The story is just so much richer, as it doesn’t stop at “Baddie McEvil tries to destroy the world.” We join Bilbo and his dwarf buddies as they are nearing the secret entrance to the home they were forced to abandon on the grounds of “Oh, dear God, that’s a fire breathing dragon,” which is an understandable reason to break a lease. We see the specifics of this quest: In order for Thorin (Richard Armitage) to unite the dwarf armies, he needs a jewel that marks him as leader.
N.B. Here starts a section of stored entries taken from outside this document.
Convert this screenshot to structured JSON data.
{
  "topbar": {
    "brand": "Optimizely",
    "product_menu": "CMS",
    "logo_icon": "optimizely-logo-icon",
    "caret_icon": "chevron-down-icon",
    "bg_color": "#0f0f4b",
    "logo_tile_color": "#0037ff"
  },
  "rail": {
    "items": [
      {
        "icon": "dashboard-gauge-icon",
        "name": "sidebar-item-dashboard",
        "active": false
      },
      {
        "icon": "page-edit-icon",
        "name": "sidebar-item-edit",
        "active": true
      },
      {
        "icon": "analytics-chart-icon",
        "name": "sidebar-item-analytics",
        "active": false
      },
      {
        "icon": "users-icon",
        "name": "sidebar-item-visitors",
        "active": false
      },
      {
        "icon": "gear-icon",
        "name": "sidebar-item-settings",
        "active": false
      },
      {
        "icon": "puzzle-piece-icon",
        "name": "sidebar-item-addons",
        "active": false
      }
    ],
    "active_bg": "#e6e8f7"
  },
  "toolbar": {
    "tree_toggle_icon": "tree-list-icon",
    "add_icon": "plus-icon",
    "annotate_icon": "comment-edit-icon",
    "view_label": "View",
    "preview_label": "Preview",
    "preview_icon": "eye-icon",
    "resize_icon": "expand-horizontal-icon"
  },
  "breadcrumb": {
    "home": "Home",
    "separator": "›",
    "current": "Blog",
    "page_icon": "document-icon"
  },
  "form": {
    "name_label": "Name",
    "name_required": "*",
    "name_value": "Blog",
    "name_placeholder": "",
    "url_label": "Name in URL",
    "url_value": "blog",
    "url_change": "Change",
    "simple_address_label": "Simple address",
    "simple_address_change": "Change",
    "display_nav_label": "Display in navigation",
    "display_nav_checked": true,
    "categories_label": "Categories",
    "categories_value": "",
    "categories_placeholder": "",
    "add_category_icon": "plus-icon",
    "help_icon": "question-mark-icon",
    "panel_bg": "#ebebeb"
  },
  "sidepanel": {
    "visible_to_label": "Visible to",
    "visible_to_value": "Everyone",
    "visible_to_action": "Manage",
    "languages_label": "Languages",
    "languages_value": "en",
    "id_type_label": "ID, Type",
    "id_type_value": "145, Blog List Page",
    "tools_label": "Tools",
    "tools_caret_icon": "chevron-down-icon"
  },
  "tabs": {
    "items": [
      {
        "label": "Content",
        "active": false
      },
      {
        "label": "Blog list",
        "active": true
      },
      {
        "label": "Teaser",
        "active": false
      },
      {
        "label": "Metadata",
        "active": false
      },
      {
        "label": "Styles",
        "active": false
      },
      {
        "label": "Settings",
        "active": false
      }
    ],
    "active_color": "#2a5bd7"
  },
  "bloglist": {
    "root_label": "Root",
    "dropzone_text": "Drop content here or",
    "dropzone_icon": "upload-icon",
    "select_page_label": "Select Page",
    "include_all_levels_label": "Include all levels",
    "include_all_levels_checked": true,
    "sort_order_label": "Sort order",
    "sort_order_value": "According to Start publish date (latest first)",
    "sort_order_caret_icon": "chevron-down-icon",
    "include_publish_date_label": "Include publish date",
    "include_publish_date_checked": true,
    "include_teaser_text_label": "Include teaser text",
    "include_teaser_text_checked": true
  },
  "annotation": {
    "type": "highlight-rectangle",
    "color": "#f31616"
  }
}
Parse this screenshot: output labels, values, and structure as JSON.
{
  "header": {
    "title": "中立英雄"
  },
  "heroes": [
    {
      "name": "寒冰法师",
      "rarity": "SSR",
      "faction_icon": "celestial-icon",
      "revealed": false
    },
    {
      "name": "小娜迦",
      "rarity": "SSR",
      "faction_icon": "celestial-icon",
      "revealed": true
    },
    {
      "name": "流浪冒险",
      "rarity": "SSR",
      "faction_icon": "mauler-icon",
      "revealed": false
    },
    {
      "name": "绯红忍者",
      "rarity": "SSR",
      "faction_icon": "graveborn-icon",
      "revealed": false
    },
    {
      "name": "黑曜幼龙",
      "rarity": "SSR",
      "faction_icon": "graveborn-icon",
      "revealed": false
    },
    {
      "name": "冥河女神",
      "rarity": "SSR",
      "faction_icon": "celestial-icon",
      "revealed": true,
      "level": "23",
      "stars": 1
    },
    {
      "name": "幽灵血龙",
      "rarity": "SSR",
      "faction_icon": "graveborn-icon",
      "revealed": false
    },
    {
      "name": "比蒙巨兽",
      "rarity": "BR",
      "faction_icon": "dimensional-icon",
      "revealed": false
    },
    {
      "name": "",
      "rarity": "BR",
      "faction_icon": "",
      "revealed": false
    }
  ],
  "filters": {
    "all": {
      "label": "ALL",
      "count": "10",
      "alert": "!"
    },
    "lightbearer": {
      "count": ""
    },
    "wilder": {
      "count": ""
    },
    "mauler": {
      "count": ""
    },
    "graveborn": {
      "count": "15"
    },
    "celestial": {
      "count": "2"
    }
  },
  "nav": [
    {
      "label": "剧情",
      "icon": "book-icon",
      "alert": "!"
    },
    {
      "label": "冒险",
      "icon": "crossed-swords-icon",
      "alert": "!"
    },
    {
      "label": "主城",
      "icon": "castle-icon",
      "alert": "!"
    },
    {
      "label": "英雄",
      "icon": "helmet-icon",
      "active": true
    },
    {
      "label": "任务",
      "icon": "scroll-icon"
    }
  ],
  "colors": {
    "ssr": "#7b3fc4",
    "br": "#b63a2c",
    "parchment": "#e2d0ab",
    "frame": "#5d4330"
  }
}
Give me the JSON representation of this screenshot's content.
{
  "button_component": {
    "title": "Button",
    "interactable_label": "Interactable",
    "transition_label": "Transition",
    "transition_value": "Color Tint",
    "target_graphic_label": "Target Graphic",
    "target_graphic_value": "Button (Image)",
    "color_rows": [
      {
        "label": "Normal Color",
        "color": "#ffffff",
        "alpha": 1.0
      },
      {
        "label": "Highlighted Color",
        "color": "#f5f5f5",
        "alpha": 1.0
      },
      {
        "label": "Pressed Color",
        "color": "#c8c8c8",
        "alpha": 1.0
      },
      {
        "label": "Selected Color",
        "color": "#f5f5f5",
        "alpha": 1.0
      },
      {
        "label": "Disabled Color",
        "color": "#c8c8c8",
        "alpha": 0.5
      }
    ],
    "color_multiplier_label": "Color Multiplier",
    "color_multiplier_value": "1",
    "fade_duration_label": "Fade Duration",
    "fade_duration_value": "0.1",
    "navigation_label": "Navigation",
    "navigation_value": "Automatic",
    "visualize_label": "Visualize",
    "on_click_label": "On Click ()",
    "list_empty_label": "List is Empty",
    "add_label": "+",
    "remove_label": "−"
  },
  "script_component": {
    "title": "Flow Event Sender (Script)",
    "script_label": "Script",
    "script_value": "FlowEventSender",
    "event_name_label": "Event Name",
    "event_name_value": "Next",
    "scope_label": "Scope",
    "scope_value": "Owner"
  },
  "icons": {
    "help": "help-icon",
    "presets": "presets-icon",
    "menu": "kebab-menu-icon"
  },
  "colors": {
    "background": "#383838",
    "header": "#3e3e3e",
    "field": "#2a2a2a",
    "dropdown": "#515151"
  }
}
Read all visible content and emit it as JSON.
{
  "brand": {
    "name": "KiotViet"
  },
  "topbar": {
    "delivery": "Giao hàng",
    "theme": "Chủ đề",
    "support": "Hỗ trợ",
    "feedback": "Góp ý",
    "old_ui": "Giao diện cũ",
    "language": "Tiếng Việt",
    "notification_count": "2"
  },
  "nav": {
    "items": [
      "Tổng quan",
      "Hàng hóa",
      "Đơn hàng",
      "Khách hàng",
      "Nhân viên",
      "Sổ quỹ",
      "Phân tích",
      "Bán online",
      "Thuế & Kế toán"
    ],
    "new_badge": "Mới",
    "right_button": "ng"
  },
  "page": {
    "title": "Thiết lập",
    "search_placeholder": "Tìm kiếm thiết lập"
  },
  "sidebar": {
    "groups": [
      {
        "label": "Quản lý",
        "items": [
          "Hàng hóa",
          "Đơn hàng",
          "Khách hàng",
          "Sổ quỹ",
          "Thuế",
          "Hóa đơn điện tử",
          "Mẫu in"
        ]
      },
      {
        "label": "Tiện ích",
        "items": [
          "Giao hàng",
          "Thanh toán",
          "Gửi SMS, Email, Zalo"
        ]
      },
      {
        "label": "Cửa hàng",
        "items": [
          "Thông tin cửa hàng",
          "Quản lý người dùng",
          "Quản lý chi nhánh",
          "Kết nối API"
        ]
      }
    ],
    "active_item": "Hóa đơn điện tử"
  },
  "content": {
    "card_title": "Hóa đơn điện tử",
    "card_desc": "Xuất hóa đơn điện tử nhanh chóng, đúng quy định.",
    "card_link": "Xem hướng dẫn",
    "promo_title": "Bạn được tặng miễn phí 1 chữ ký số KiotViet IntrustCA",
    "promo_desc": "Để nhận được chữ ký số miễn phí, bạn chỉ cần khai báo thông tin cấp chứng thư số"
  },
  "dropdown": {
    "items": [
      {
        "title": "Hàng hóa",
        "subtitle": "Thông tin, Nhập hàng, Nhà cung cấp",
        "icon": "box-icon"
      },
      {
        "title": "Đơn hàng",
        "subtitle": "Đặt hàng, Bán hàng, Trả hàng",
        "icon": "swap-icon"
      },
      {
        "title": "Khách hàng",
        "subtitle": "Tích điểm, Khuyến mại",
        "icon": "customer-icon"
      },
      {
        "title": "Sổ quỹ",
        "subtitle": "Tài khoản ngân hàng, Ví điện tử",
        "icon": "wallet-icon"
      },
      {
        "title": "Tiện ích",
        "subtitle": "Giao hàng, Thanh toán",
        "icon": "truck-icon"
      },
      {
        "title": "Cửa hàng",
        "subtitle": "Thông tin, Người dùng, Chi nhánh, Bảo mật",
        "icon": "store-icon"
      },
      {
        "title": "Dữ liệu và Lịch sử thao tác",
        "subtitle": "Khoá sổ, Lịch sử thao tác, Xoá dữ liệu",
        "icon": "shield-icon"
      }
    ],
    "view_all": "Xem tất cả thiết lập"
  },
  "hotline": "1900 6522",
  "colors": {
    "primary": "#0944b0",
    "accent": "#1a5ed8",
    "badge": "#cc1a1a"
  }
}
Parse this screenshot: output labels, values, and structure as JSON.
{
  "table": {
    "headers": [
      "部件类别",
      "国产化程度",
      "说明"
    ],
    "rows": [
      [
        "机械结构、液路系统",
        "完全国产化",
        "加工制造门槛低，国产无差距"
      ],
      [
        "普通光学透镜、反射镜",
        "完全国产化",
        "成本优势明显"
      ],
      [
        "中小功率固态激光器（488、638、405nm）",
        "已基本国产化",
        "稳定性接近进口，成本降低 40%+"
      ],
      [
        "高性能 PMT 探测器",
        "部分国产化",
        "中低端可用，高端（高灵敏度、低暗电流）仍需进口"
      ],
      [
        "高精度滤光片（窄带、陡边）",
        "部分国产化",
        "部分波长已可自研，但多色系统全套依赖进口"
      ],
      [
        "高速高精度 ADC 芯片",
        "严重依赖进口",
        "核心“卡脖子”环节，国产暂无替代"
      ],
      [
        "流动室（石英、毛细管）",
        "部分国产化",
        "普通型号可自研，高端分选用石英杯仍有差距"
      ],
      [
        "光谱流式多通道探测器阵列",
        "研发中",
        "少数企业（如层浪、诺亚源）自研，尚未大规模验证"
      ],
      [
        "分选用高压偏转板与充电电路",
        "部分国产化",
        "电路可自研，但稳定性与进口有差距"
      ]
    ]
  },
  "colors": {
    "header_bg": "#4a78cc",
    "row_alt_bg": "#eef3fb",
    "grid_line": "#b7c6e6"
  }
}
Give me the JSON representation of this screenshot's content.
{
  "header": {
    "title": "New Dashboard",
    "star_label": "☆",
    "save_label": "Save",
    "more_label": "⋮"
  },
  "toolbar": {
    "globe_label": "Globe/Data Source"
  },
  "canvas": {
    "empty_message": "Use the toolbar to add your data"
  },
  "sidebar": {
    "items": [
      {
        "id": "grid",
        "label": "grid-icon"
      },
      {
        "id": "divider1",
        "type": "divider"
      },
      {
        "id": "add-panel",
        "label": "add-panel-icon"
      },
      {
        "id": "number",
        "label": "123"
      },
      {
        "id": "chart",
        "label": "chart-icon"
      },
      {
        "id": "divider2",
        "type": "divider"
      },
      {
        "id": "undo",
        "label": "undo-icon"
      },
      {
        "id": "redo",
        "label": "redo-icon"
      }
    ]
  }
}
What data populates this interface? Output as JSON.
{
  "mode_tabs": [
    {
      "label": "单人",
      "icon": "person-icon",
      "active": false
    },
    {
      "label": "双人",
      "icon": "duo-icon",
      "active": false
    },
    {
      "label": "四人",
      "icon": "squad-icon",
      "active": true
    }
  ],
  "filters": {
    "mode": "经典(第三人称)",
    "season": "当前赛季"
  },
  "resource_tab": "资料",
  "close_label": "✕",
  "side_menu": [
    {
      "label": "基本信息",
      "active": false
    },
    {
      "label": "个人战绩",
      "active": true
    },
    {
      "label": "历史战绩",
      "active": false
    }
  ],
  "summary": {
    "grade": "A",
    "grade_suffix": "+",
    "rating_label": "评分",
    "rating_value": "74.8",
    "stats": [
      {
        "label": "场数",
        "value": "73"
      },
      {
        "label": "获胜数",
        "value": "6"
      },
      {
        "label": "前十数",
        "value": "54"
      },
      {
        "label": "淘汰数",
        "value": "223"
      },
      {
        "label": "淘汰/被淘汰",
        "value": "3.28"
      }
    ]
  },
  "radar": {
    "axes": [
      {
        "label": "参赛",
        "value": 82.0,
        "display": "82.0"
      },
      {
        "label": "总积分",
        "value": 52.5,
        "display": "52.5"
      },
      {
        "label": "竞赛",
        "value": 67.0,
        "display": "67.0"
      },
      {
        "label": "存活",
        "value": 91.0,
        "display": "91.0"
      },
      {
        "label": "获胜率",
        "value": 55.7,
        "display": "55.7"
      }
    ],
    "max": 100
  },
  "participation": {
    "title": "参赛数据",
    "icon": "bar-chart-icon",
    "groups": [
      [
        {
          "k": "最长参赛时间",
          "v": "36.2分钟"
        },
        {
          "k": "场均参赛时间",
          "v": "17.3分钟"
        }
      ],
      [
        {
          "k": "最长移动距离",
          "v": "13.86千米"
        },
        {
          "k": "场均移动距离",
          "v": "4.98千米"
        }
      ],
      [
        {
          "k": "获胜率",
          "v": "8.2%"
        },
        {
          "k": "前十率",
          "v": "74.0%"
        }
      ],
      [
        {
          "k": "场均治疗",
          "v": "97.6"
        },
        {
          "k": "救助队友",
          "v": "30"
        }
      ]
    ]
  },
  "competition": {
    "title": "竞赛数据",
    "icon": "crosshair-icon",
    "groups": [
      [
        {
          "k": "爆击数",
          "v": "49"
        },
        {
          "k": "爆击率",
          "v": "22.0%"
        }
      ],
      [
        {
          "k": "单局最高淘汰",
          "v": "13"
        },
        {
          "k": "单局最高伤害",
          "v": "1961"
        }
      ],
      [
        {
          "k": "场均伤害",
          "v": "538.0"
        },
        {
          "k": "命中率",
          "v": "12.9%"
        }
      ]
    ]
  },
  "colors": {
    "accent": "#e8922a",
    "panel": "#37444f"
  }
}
It’s a jewel Smaug has planted his dragon tush upon.
Unfortunately, the group is seized by a splinter group of elves, including the beautiful and deadly Tauriel (Evangeline Lilly) and Legolas (Orlando Bloom), who may be the single most badass action hero of all time.
After they escape, the gang takes refuge in a port city near their home, where a kind boatsman named Bard (Luke Evans) asks them politely to not wake up the sleeping dragon because it will kill them all. So Bilbo goes and wakes the dragon, which is not a euphemism.
There is crazy great action from elf ninjas, wonderful banter between Bilbo and Smaug (who are actually played by Watson and Holmes from BBC’s Sherlock) and plenty of orc decapitations. Although I have zero qualms about the length or pace, I will say that the film does suffer a bit from “middle film-itis,” in that it’s not quite as satisfying as the first and isn’t allowed a true end. But if that’s the worst you can say, and it should be the worst you can say, Jackson has only added to the cinematic legacy of his epic series. Hobbit haters get dragon-forged coal for Christmas.
—This review first appeared in The Reader of Omaha, Neb.